Quoting rwsea (Reply 11):
On the return, it's easier - just go claim your train ticket at the NS offices at Schiphol, and head on to wherever you're going. Don't actually need to get on any trains.

I do have to claim the ticket? What would happen if I didn't?

Quoting MEA-707 (Reply 12):
If you live close to Brussels, an Air Canada non stop flight to YYZ is more attractive then a train and changing on Schiphol.

That flight has a stop in YUL, as far as I know, and I've been checking flights the entire Saturday morning  .



one mile of road leads to nowhere, one mile of runway leads to anywhere
User currently offlineMEA-707 From Netherlands, joined Nov 1999, 4328 posts, RR: 35
Reply 14, posted (2 years 9 months 1 week 3 days 10 hours ago) and read 3423 times:

I didn't check all schedules, but now I see Jet Airways has a non stopper to YYZ. So KLMs has to undercut their prices at least with 100-200 euro to get a part of the Belgian market.

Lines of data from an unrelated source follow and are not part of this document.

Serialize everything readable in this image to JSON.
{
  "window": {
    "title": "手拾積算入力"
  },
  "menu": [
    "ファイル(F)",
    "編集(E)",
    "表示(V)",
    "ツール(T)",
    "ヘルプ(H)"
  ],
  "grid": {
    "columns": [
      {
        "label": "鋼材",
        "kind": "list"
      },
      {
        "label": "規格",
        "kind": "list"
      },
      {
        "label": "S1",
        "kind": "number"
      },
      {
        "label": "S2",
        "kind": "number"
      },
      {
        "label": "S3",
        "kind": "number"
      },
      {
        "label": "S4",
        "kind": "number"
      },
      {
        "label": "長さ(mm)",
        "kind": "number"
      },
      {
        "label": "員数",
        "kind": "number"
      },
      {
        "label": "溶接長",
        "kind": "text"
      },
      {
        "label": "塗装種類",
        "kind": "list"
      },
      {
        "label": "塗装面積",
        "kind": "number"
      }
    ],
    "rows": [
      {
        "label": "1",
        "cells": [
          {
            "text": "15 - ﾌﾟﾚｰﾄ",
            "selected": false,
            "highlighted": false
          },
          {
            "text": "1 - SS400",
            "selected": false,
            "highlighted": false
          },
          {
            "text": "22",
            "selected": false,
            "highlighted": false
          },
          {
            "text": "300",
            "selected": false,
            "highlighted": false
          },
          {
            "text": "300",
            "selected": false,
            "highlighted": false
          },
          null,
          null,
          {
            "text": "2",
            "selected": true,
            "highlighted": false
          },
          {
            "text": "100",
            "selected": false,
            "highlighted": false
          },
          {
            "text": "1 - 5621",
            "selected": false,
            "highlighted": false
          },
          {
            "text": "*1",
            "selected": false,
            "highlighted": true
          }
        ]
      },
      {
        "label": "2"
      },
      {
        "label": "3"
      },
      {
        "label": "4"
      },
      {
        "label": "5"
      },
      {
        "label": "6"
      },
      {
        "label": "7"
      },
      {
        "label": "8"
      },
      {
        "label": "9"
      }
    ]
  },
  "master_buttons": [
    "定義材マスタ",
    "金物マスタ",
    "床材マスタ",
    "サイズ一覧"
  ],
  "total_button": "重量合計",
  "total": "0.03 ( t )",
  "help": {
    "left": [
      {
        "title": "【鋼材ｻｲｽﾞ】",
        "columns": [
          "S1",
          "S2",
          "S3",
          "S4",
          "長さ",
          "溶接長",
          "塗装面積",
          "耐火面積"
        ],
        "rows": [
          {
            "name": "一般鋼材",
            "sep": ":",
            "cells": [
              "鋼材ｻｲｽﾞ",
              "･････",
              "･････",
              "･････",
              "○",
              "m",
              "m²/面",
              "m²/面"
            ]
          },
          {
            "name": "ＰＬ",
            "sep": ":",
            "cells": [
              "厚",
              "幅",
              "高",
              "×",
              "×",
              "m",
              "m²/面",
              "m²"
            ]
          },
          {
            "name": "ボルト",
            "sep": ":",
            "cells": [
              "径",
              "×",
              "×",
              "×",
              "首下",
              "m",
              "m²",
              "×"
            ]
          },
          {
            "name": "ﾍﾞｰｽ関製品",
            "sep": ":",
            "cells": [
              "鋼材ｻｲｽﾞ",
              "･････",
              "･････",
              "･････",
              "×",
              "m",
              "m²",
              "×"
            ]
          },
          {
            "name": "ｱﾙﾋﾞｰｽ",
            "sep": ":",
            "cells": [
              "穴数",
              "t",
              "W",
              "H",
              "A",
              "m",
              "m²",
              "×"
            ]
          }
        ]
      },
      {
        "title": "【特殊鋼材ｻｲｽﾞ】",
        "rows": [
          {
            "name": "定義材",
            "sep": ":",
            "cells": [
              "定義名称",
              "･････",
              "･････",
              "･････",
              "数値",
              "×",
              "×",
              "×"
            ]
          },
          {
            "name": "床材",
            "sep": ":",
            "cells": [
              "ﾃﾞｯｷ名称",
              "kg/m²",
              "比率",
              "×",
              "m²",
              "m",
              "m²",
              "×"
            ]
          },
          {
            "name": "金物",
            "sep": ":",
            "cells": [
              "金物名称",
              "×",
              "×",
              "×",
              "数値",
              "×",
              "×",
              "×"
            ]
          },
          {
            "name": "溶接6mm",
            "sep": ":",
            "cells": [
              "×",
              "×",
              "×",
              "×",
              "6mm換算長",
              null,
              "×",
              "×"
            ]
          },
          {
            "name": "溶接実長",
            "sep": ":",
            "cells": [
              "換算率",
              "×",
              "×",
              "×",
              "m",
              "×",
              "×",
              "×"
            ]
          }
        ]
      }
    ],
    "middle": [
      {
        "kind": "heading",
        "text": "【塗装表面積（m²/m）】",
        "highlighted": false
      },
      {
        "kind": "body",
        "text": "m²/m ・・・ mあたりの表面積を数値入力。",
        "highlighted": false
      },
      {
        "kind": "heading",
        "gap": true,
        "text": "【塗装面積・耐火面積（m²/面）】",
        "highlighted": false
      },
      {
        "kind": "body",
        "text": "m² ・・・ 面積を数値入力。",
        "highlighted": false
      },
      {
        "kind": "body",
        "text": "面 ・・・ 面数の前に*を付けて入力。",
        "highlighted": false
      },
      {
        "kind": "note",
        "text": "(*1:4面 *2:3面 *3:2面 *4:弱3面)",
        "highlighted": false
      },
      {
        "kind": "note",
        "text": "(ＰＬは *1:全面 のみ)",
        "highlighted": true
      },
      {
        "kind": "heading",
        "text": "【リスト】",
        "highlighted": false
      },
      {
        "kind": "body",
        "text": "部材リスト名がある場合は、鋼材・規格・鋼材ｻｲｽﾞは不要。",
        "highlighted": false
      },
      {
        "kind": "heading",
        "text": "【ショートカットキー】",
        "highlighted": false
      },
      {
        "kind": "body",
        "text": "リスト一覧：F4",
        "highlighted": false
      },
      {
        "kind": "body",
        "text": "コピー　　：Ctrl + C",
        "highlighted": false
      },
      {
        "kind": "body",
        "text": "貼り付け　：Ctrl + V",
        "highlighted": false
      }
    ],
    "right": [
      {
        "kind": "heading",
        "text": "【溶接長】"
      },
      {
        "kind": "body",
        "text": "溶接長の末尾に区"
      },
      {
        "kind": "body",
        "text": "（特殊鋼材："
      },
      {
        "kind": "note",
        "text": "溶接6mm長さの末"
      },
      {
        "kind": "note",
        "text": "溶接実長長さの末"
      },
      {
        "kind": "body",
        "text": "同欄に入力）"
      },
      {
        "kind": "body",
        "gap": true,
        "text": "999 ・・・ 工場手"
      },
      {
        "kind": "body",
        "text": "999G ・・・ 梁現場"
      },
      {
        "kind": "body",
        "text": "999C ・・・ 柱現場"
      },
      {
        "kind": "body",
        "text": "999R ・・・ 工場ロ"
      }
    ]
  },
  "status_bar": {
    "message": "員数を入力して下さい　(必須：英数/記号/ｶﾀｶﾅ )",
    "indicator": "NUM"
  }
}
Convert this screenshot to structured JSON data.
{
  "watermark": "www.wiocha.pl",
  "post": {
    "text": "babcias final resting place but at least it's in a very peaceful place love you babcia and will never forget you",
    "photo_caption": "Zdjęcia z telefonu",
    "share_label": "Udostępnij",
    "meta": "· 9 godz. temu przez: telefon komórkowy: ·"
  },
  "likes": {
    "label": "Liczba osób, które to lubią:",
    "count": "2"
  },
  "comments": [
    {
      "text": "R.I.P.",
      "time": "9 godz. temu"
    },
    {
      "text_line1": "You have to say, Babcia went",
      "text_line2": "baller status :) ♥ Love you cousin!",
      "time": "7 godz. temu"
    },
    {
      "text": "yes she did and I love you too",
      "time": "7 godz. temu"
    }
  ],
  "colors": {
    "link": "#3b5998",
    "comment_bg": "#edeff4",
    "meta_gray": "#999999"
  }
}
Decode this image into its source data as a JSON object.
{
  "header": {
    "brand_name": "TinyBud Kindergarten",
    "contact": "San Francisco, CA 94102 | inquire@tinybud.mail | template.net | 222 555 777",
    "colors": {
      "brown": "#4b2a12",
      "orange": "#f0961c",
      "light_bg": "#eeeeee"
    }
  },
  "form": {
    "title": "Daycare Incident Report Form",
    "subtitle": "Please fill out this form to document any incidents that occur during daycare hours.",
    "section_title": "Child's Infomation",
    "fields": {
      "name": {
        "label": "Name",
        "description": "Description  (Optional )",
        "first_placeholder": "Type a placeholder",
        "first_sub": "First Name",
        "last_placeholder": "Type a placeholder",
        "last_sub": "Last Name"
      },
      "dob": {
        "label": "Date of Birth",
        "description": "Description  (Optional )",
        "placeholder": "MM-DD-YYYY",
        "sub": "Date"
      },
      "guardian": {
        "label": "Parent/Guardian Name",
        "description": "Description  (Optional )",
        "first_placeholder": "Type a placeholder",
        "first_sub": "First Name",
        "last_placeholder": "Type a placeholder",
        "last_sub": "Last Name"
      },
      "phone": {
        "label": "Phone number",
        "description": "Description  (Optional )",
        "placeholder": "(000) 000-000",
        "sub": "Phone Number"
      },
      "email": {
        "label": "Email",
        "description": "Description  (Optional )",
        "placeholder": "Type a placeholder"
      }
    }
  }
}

nobody has ever died from hard work, but why take the risk?
User currently offlinerwsea From Netherlands, joined Jan 2005, 3104 posts, RR: 2
Reply 15, posted (2 years 9 months 1 week 3 days 4 hours ago) and read 3402 times:

Quoting nipoel123 (Reply 13):

I do have to claim the ticket? What would happen if I didn't?

I don't think anything bad would happen, but since you're there already you might as well. In an extreme case, KLM could try to claim some sort of damages for breach of contract (truly stupid, but technically they might be able to make such a case).


User currently offlineViscount724 From Switzerland, joined Oct 2006, 25311 posts, RR: 22
Reply 16, posted (2 years 9 months 1 week 3 days 2 hours ago) and read 3393 times:

Quoting MEA-707 (Reply 12):
All airlines do that, including very successful ones. In Amsterdam we have often very cheap connecting flights with Lufthansa, BA, Austrian while their native passengers have to pay more for the non stop flight. Or look at Emirates which O/D nonstop flights are often more expensive while you get less mileage then the connecting itenerary.

If they didn´t do that, many airlines wouldn´t exist or would be much smaller since their home markets are much too small to justify their extensive route networks. KL and LX are good examples. Like KL 6th freedom fares via AMS, LX fares for connections at ZRH are usually lower than for O&D travel to/from ZRH.

Today´s sophisticated revenue management systems can control the inventory to ensure that lower-yield connecting traffic doesn´t displace higher-yield O&D traffic to/from the hub where you should be able to charge a premium for nonstop service.